First, remove the constraints on paid high-school employment. State and federal regulations often hinder teen employment. If we loosen the minimum-wage rules, or the child-protection rules, more employers will find that they can take on youth workers. Those who’d rather attend summer school may do so, but we shouldn’t always promise them that school will be worthwhile. Experiencing work early changes people for the better. So does working while in college.
Second, let universities adopt the rule that every undergraduate must work ten hours a week every term. Parents should not deceive themselves: Programs to teach independence are not the same as true financial responsibility. It might benefit them to insist that children manage some business or responsibility of the family’s.
Third, the hardest change: Reduce subsidies for college. Let the sticker price be the true price. Do this by withdrawing federal funding so that colleges have to compete when it comes to prices. If that means students can afford only three years at school, not four, so be it. The goal is to make it possible for young people to pay more of their own way through college. Let some young people make the big investment that, say, medical school, entails; but let them make it for themselves and not because their grandparents thought the numbers would work out.
A final change can also transform: Give young people a chance to count and control their own resources. A modest version of the old Loomis idea is the child savings account, available to infants at birth. Give youth the tax advantages of a 401(k) that starts while they are learning algebra, rather than when they are having their second child. Such accounts would allow children to invest not merely in the banks but also in stocks and bonds, or at least mutual funds, deriving better returns than the pitiful interest available in a bank savings account. Allow all young people, rich or poor, the chance to own such accounts. Optimally, young adults would have access to their money before they need bifocals. The idea of child savings accounts could actually be realized within a semester or a session or two of Congress, because Democratic senators such as Ron Wyden and Chuck Schumer have joined Republicans in supporting the child-savings concept, though not always for the same reasons as Republicans. Tack onto the savings accounts for children another kind of account, the universal savings account — a proposal that Chris Edwards of Cato and I have written about in the Wall Street Journal. The USAs would allow adults to withdraw cash from IRAs not just at retirement but also when they want to invest in, say, their own new company. After all, college grads are not the only ones infantilized by our current culture.

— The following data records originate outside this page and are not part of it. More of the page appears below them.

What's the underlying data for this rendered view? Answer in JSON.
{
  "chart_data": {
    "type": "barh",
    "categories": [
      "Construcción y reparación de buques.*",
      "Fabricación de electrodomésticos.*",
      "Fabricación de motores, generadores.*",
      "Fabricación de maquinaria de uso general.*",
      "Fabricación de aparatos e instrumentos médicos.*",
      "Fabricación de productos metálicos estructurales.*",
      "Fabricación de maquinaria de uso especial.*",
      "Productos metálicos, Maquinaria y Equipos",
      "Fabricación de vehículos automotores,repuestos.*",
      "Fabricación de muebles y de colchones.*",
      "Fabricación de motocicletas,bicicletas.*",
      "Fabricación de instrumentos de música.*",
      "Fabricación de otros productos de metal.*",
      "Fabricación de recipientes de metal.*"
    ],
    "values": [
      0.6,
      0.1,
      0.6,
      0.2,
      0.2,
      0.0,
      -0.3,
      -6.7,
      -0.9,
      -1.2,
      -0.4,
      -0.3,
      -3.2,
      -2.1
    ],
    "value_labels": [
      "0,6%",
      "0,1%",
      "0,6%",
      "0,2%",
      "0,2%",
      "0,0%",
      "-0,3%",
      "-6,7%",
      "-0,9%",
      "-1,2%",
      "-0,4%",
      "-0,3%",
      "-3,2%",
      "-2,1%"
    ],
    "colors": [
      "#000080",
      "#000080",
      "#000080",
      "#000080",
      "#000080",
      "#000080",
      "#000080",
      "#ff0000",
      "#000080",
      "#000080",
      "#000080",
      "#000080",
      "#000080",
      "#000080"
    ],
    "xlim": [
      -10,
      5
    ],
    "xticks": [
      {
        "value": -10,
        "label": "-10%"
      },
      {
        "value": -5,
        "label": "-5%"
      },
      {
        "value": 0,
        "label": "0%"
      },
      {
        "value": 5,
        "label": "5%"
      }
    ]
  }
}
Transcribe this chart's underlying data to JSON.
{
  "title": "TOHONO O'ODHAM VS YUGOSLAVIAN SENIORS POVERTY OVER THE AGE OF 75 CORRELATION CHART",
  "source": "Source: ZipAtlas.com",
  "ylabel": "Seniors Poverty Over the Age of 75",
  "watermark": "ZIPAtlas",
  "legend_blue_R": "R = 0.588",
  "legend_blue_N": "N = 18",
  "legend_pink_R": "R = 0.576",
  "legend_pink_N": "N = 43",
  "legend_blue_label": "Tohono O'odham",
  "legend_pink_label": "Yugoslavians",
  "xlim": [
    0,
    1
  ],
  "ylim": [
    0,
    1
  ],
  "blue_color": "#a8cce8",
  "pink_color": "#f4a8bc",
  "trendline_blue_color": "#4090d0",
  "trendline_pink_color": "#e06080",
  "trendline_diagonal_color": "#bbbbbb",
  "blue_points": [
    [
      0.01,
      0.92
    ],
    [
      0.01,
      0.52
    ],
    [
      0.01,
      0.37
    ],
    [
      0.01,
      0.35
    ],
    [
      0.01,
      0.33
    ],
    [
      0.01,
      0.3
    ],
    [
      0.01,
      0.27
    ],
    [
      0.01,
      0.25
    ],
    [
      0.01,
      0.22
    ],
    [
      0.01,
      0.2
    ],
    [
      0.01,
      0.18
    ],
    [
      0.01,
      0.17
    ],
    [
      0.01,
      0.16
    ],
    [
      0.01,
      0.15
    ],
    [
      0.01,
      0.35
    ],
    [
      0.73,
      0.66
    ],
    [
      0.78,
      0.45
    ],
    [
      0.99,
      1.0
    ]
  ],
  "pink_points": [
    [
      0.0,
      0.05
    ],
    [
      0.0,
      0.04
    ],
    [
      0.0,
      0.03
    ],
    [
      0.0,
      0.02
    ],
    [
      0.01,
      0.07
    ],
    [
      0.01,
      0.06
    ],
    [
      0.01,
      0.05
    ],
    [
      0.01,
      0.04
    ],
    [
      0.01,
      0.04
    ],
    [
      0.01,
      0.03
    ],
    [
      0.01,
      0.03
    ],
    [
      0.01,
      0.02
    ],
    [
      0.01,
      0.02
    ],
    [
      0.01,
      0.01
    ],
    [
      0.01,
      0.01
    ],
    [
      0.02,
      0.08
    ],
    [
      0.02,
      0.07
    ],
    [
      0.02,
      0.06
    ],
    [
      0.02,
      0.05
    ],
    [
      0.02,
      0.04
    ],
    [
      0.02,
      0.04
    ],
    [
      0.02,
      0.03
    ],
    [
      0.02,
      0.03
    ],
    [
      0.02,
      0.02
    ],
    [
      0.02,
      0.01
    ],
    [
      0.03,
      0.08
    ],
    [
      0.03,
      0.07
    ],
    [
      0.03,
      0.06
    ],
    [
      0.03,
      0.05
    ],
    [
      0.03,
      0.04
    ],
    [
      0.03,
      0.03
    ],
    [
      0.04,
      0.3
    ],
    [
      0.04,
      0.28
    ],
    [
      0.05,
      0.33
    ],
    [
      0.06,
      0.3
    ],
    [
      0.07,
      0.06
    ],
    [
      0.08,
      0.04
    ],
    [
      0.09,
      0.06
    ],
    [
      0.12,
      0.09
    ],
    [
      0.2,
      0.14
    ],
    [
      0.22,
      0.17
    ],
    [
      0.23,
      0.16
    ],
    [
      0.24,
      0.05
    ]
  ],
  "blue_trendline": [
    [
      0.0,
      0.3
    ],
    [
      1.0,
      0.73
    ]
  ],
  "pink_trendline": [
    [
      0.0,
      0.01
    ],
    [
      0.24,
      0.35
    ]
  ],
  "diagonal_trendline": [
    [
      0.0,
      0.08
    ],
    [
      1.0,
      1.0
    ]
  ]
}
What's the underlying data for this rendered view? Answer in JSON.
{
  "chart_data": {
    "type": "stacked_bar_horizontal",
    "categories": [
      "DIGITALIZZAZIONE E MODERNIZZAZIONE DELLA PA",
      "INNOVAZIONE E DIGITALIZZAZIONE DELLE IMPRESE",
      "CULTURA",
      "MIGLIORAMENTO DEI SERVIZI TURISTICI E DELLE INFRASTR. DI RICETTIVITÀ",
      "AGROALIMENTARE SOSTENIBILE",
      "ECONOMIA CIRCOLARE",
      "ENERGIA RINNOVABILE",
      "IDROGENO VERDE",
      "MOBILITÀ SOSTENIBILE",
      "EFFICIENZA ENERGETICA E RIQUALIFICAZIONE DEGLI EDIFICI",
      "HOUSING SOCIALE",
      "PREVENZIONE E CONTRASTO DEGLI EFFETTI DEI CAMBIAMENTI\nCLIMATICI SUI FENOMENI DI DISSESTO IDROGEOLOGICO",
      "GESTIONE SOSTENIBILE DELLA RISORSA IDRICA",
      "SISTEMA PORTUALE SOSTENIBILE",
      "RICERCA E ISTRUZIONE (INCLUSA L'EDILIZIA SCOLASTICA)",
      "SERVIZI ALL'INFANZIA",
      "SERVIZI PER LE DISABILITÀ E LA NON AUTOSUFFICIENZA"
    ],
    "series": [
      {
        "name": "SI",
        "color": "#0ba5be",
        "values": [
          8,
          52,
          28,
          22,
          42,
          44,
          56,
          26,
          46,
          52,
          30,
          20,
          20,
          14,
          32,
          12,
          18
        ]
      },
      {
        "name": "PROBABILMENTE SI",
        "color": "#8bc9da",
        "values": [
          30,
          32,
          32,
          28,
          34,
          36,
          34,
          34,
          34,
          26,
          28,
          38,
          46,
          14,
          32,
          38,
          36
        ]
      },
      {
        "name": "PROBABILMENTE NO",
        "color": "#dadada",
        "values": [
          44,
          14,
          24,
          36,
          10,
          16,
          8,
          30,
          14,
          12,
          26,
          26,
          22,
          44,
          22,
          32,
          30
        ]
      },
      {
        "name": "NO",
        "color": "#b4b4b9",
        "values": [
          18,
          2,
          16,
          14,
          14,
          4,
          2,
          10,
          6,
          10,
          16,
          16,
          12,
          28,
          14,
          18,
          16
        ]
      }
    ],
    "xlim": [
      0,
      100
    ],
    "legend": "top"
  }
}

Reviewing such proposals, parents will no doubt, à la Loomis, draw in their breath to protest: Independence is dangerous! This will be wasteful! The youth will crash and burn!
Yes, some will. But some won’t: Henry Loomis, the storied 14-year-old, pursued a remarkable career, first in in the Navy, then in science, and finally as director of the Voice of America in the heat of the Cold War. And, after all, the current process is certainly wasteful and based on our own fallacious, wasteful premises. Those who sustain the current education-financing system certainly have already wasted plenty of resources, both public and private.
Focusing on true financial independence for young adults is a useful criterion for sorting through the great range of education reforms currently under discussion. Reforms in funding style can even obviate the numerous other education challenges we face. Academic frivolity will recede of its own accord when a new figure enters the scene: the active undergraduate who controls his own situation. Students who think they need jobs, and who have an idea of real markets and prices, will begin to demand more classes that prepare for those jobs. Against any loss that results from lower college subsidies we have to weigh the ability the next generation will display when it gains freedom appropriate to its years. Such ability is in any case necessary, so that these youth can take care of themselves — and, soon enough, the rest of us.